それでは、なぜ法律の制定が企業誘致になるのか。ここは、自民党のNFTホワイトペーパーのDAOに関する問題の所在も参考になる。そこでは、「DAOの法人化を認める制度が存在せず、適用される法令(準拠法)、法律上の位置付け、構成員・参加者の法的な権利義務の内容、課税関係等、不明確な点が多い。」と記載されている。

すなわち、そもそもDAO法は、DAOという組織を法人として認める法律なのである。DAO法によりDAOが法人として認められるということは不明確な法律関係や課税関係があきらかになることを意味している。

つまり、どういうことかというと、株式会社、合同会社(LLC)、有限責任事業組合(LLP)、民法で定める組合などがあるなかで、DAOという団体にどのようなルールを適用するかを定めるかを明確にしているのである。

誤解をおそれずにいうと、「〇〇な条件が備わっている組織やそのメンバーは〇〇ができます」ということが記載されている法律なのだ。

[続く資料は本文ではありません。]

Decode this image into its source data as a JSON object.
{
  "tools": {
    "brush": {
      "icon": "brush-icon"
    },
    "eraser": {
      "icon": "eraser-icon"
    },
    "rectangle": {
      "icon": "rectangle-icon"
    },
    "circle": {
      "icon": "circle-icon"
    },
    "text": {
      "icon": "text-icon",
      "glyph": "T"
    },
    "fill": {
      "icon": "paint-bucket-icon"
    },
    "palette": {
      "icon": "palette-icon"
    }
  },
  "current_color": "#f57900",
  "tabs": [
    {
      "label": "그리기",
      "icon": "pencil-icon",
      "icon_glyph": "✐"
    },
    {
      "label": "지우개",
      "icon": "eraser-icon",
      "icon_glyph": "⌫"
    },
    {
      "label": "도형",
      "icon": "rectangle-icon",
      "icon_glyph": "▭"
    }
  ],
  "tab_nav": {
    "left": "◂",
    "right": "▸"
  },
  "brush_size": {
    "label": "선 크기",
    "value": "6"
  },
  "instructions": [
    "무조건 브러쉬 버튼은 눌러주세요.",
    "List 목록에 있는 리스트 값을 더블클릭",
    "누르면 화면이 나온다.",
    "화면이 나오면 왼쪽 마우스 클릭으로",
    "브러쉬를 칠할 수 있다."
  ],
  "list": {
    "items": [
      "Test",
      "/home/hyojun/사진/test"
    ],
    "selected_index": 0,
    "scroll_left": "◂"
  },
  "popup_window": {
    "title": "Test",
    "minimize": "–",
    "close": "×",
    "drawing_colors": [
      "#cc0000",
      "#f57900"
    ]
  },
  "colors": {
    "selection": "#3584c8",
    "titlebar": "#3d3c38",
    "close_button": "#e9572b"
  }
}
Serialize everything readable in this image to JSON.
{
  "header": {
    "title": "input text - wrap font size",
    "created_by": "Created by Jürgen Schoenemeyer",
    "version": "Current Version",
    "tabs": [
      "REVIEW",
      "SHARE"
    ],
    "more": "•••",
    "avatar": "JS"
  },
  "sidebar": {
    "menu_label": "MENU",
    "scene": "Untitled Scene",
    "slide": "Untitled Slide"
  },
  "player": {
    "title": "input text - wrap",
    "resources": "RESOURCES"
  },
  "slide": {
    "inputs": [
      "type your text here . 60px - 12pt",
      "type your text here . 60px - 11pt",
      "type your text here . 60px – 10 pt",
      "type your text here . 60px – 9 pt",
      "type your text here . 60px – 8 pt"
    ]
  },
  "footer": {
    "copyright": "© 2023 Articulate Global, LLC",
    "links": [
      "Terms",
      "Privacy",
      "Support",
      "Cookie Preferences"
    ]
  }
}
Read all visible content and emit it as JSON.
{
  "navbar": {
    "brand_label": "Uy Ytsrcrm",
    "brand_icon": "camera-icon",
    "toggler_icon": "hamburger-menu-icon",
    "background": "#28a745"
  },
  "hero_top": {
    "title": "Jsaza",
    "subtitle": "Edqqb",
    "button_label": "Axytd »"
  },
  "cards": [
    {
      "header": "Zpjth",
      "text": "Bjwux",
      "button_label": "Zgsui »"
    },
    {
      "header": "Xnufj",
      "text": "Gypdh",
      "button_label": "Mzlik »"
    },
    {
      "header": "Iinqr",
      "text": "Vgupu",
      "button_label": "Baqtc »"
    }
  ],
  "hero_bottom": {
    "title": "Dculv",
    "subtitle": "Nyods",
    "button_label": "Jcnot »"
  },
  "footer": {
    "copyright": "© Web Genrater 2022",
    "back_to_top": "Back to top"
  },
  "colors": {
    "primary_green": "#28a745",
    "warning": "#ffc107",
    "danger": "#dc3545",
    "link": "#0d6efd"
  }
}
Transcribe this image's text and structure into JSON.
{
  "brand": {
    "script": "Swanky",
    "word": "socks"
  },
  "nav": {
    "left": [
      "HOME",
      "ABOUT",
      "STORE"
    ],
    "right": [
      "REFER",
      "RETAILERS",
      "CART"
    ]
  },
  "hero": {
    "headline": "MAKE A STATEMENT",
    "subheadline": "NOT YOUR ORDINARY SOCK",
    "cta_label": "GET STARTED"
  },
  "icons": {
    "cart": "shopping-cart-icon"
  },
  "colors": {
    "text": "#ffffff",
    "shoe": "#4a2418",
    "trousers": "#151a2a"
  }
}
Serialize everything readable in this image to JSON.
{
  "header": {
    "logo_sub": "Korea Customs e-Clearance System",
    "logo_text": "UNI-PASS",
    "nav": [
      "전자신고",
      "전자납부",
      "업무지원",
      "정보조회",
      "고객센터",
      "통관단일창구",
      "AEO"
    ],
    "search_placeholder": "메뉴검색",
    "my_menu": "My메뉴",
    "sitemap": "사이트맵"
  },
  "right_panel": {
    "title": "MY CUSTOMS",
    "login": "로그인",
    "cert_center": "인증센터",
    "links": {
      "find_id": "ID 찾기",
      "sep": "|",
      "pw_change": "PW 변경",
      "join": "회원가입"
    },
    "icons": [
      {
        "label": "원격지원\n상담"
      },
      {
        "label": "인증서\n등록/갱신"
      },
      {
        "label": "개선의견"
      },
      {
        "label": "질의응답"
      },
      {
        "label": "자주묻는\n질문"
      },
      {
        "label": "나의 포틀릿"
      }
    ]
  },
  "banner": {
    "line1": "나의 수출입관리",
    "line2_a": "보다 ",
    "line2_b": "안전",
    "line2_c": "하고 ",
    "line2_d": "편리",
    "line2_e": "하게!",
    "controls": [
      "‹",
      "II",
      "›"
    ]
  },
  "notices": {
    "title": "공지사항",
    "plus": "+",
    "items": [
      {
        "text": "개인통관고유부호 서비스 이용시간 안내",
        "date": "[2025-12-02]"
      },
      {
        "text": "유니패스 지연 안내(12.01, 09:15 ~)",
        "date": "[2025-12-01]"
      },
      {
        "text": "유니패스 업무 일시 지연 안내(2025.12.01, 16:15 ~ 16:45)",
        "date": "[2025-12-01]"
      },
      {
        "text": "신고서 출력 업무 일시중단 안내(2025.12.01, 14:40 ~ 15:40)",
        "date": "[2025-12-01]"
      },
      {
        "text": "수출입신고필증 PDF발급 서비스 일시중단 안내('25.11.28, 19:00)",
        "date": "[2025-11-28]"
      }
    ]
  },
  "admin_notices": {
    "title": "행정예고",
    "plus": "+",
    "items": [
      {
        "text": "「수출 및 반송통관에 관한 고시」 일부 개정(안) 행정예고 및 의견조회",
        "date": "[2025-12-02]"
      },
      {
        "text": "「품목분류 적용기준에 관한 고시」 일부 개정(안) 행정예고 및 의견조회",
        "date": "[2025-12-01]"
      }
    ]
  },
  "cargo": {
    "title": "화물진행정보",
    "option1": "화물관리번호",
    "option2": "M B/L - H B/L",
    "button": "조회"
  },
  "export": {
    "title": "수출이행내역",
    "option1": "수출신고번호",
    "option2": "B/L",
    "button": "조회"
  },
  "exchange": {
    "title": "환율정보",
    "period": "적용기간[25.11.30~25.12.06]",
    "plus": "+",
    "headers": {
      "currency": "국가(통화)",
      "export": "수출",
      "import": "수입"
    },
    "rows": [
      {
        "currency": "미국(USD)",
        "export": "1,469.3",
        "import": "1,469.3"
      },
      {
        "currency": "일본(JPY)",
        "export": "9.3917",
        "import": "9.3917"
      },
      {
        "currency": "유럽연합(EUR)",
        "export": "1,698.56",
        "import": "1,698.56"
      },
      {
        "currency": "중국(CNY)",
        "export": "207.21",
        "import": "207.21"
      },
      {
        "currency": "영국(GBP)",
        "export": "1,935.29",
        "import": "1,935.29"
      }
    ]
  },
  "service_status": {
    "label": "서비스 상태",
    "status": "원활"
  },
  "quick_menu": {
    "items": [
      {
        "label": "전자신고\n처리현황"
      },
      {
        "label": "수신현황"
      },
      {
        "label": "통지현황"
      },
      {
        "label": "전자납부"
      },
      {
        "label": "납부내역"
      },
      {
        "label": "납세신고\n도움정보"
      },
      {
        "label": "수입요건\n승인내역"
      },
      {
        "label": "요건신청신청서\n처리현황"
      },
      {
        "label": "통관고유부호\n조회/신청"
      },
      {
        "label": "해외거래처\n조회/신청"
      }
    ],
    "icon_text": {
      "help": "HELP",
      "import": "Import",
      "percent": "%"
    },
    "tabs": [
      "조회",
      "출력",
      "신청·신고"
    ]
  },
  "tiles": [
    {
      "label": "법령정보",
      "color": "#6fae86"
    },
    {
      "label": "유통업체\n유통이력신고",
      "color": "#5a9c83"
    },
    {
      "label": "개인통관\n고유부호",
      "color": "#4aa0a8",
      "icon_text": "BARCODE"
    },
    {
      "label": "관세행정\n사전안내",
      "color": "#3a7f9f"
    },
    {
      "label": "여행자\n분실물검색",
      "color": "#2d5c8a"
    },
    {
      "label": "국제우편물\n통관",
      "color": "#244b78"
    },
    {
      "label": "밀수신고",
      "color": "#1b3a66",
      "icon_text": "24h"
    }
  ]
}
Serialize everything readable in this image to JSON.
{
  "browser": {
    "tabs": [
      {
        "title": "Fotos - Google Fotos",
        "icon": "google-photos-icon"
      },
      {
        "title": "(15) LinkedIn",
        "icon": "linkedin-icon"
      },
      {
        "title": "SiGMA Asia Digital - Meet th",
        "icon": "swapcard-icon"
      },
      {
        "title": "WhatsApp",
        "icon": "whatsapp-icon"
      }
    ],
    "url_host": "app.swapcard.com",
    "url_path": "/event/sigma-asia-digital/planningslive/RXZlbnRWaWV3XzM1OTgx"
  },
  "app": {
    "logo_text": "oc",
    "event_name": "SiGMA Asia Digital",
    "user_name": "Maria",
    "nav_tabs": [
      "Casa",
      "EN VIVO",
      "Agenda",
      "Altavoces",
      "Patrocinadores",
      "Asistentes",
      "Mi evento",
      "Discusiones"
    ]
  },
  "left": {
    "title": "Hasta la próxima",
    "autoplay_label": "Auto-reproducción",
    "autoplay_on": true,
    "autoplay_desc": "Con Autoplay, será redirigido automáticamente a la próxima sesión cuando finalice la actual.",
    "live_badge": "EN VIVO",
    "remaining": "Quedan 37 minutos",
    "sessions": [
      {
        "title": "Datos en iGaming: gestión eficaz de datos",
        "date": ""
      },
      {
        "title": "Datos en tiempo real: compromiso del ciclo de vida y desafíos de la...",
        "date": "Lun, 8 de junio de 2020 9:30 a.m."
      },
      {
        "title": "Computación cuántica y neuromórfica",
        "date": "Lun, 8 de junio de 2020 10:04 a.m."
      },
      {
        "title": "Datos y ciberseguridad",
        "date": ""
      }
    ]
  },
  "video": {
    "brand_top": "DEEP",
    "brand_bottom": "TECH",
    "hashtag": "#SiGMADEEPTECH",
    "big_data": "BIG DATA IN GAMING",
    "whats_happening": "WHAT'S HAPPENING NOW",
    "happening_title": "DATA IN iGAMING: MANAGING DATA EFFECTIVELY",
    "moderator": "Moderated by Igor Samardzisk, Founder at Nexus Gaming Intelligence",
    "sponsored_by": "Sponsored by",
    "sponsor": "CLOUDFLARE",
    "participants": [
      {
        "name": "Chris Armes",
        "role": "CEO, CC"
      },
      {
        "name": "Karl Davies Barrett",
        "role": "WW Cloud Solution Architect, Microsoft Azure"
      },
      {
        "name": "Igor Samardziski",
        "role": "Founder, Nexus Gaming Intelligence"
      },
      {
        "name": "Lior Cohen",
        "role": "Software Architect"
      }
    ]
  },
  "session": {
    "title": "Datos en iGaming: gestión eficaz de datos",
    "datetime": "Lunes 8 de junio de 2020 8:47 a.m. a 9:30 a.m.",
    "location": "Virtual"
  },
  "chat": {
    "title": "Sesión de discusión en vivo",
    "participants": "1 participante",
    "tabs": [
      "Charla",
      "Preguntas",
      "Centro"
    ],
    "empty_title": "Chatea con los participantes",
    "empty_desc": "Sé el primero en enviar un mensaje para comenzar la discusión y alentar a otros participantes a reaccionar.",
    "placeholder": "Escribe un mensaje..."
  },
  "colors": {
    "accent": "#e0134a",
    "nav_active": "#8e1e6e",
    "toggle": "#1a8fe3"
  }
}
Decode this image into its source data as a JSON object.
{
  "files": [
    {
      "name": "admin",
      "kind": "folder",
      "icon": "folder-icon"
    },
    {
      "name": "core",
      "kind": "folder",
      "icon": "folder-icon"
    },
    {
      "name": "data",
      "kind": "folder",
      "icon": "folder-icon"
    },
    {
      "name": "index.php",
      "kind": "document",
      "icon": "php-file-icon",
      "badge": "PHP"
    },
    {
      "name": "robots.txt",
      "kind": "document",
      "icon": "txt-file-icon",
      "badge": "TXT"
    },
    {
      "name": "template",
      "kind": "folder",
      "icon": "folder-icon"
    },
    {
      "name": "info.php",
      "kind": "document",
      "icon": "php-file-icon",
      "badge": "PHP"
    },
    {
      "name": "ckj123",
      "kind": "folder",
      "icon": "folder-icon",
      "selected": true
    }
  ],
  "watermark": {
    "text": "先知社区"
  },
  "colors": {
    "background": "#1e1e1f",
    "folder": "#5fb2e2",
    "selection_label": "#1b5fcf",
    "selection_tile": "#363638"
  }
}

ただ逆の言い方をすれば、狭義の「DAO」の定義があるというだけで、法律上のメリットを受けないものを「DAO」ではないと排斥する必要はない。

なので、DAOの本質を別に求めて、DAOの在り方を求めていくのはおかしい話ではないし、DAO法のDAOの定義にあてはまらないようなものであっても、DAOと呼ぶことは全く差支えないと思っている。実際に現在の日本ではDAOと名乗るものは、ただのファンコミュニティから、組織だったものまで色々あるし、DAO法のDAOに当てはまるようなものはほとんどないが、それらを全てDAOではないといったところで何も生まれない。

私自身は、その団体が「DAO」なのかどうか、DAOの定義がどうあるべきかは正直興味がない。ただ、DAO的なビジネスをやろうとするときに、何について定める必要があるのかを理解しておくことは重要だと思っている。だからこそワイオミング州のDAO法の規定なんかはもう少し勉強しておきたいと思っている。そのほかにもDAOの乗っ取り問題や解散問題などを理解しておくことの方が、重要だと思っている。

それとともに狭義の「DAO」が何かの理解をしたうえで、話し手や執筆者が、DAOをどのように捉えて、話していることを理解するようにしている。そうすることで、何となく「DAO」という流行言葉に乗せられてしまうことがないように心がけている。

そして、具体的にはどれとは言わないが、最近出版されて割と売れているらしい書籍のなかでも、本の中でDAOの考え方がいったりきたりしていて、非常にわかりにくいものも存在するので、そのあたりは注意して読むようにしている。